Step 2 — Connect OpenRouter to OpenClaw

Run this command, replacing the key with yours:

openclaw onboard --auth-choice apiKey --token-provider openrouter --token "sk-or-your-key-here"

This registers your OpenRouter key with OpenClaw's gateway. You only need to do this once.

Verify it worked:

openclaw doctor

You should see OpenRouter listed as a configured provider with no errors.

Step 3 — Set your default model

Now tell OpenClaw which model to use by default. Open your config:

openclaw config edit

Update the model section:

{
  "env": {
    "OPENROUTER_API_KEY": "sk-or-your-key-here"
  },
  "agents": {
    "defaults": {
      "model": {
        "primary": "openrouter/anthropic/claude-sonnet-4-6"
      }
    }
  }
}

Note on model strings: OpenRouter model strings follow the format openrouter/provider/model-name. So Claude Sonnet becomes openrouter/anthropic/claude-sonnet-4-6, GPT-4o becomes openrouter/openai/gpt-4o, and so on.

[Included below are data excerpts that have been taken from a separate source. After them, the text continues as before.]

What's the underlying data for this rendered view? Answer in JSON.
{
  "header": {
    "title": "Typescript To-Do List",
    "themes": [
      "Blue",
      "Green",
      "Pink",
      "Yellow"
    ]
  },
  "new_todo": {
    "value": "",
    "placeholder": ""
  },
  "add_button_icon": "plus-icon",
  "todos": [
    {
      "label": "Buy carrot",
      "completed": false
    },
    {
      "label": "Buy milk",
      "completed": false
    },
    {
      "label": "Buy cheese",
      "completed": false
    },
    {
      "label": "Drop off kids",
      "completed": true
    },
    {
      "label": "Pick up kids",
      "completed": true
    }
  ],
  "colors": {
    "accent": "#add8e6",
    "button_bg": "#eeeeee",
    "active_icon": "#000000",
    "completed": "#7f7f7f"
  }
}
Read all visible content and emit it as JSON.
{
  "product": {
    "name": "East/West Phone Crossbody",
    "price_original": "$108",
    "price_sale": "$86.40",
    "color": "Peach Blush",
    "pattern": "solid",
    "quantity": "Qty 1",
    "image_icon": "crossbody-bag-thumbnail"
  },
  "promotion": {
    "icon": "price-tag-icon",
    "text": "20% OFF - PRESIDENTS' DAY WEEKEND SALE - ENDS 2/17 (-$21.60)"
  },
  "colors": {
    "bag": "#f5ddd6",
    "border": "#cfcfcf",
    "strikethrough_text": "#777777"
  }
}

Save and close. Your changes take effect immediately.

How to switch models

This is where OpenRouter gets useful. You can switch to any model with a single config change — no new API keys, no new accounts. Here are the most useful model strings:

openrouter/anthropic/claude-sonnet-4-6     # best all-rounder
openrouter/anthropic/claude-opus-4-6       # most capable
openrouter/openai/gpt-4o                   # great for coding
openrouter/openai/gpt-4o-mini              # fast and cheap
openrouter/google/gemini-2.0-flash         # Google's fast model
openrouter/deepseek/deepseek-chat          # budget option
openrouter/mistralai/mistral-large         # Mistral's flagship

To switch, just change the primary value in your config and save. You can also switch for a single conversation without changing your config — just mention it in your message: "Use GPT-4o for this task" — OpenClaw understands model preferences in natural language.

Setting up model failover

Failover means: if your primary model fails, rate-limits, or is unavailable, OpenClaw automatically switches to your backup. For automations running overnight, this is essential.

{
  "agents": {
    "defaults": {
      "model": {
        "primary": "openrouter/anthropic/claude-sonnet-4-6",
        "fallback": "openrouter/openai/gpt-4o-mini"
      }
    }
  }
}

Now if Claude hits a hiccup at 3am while an automation is running, GPT-4o mini takes over automatically.

Finding models on OpenRouter

OpenRouter has hundreds of models. Browse them at openrouter.ai/models.

Each listing shows:

  • Price per million input/output tokens
  • Context window size
  • Benchmark scores
  • Whether it supports vision (images)

For most OpenClaw use cases, price and context window are the two things that matter most. A larger context window means the model can handle longer documents and longer conversation histories without losing track.

Checking your usage and costs

OpenRouter gives you a dashboard showing exactly what you've spent, by model, by day. Go to Activity in your OpenRouter account. You can also set a monthly spending limit so you never get a surprise bill.

For typical OpenClaw use — a few automations, daily email handling, some research tasks — most people spend $3–8/month on Claude Sonnet. Heavy users with lots of automations might hit $15–25/month.

Troubleshooting

"Provider not found" when running commands

Re-run the onboard command with your key:

openclaw onboard --auth-choice apiKey --token-provider openrouter --token "sk-or-your-key-here"

Model isn't responding

Check that your OpenRouter account has credits. Run:

openclaw daemon logs

The logs will show the exact error from the API.

Wrong model string format

OpenRouter strings must start with openrouter/. If you copy a model name directly from OpenRouter's docs, add openrouter/ at the front.

Why we recommend OpenRouter for most ClawMatic users

If you're buying one of our AI Stack Packages, they're all configured to work through OpenRouter. One key, the right model for your use case, and you can switch if your needs change.

It also means we can update our package recommendations as new models come out — you just change the model string, no new accounts or keys needed.